Dopo il Napoli Teatro Festival, la “teatrante olimpica” tornerà ad allenarsi sul suo amato biondo Tevere. «Il mio fiume... Sbaglia chi pensa che il Tevere sia morto, è più vivo che mai. Pochi conoscono quel silenzio che regna qua sotto. Altro che topi, qui c’è una fauna ricchissima, aironi, cormorani, gabbiani, anatre. E poi vuoi mettere il fascino di remare in questo fiume in cui alzi gli occhi al cielo e hai davanti la maestà di Castel Sant’Angelo?». Appena lasciata l’acqua e la vasca della Nuotatrice la Villoresi tornerà anche con i piedi per Terra, titolo del suo prossimo lavoro teatrale: accompagnamento al concerto per pianoforte di Danilo Rea e voce recitante: un inno alla vita.

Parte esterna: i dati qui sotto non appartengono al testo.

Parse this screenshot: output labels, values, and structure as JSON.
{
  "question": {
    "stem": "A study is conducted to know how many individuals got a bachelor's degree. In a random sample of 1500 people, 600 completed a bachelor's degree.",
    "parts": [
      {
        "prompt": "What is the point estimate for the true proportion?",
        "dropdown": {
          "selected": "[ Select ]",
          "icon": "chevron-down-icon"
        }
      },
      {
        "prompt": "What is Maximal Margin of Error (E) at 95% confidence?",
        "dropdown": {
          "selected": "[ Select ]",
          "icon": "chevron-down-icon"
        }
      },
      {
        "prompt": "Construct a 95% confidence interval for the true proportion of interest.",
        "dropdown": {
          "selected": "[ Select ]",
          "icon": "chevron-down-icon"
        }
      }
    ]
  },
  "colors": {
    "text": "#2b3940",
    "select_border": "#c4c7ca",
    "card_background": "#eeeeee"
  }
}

«Con Terra saremo a Nora (il 14 luglio), in Sardegna. Ovunque vado ormai nei vari circoli canottieri, dall’Olona di Milano al Cus di Catania, dalla canottieri Olbia all’Irno di Salerno, mi conoscono e mi ospitano per allenarmi». Indomita Pamela che tra quindici giorni si tufferà in mare, e sarà lei la nuotatrice. «Farò la traversata dello Stretto di Messina: 3 km e 425 metri, in piscina sono 136 vasche. È la prima volta che affronto lo Stretto a nuoto, un sogno che si avvera grazie a Mauro, il cugino di mia nuora che mi ha coinvolto, e al Circolo 2 Ponti che mi ospita per gli allenamenti. Ma la traversata sullo Stretto non è una gara». Quelle, le gare, le disputa soltanto con il Tre Ponti. «Il bello viene prima della gara, nell’allenarsi e nel viaggiare tutte insieme per le trasferte. Il canottaggio è come il teatro, se non si rema tutti dalla stessa parte la barca si ferma. Ho imparato che il sacrificio dona gioia. L’impegno e l’unione ripagano. Ogni giorno, prima di cominciare l’allenamento tiriamo giù da sole lunghe barche da 180 chili. Non facciamo neanche tanta fatica, perché a darci forza è anche il nostro motto: “Coordinate insieme, sì fa”. Fare rete, vuol dire volersi bene, compatire le reciproche debolezze e avere la possibilità di essere sereni, felici. Questo è il più grande insegnamento che continua a darmi il teatro, e anche lo sport. Due facce di una stessa medaglia, in fondo un’unica scuola di vita».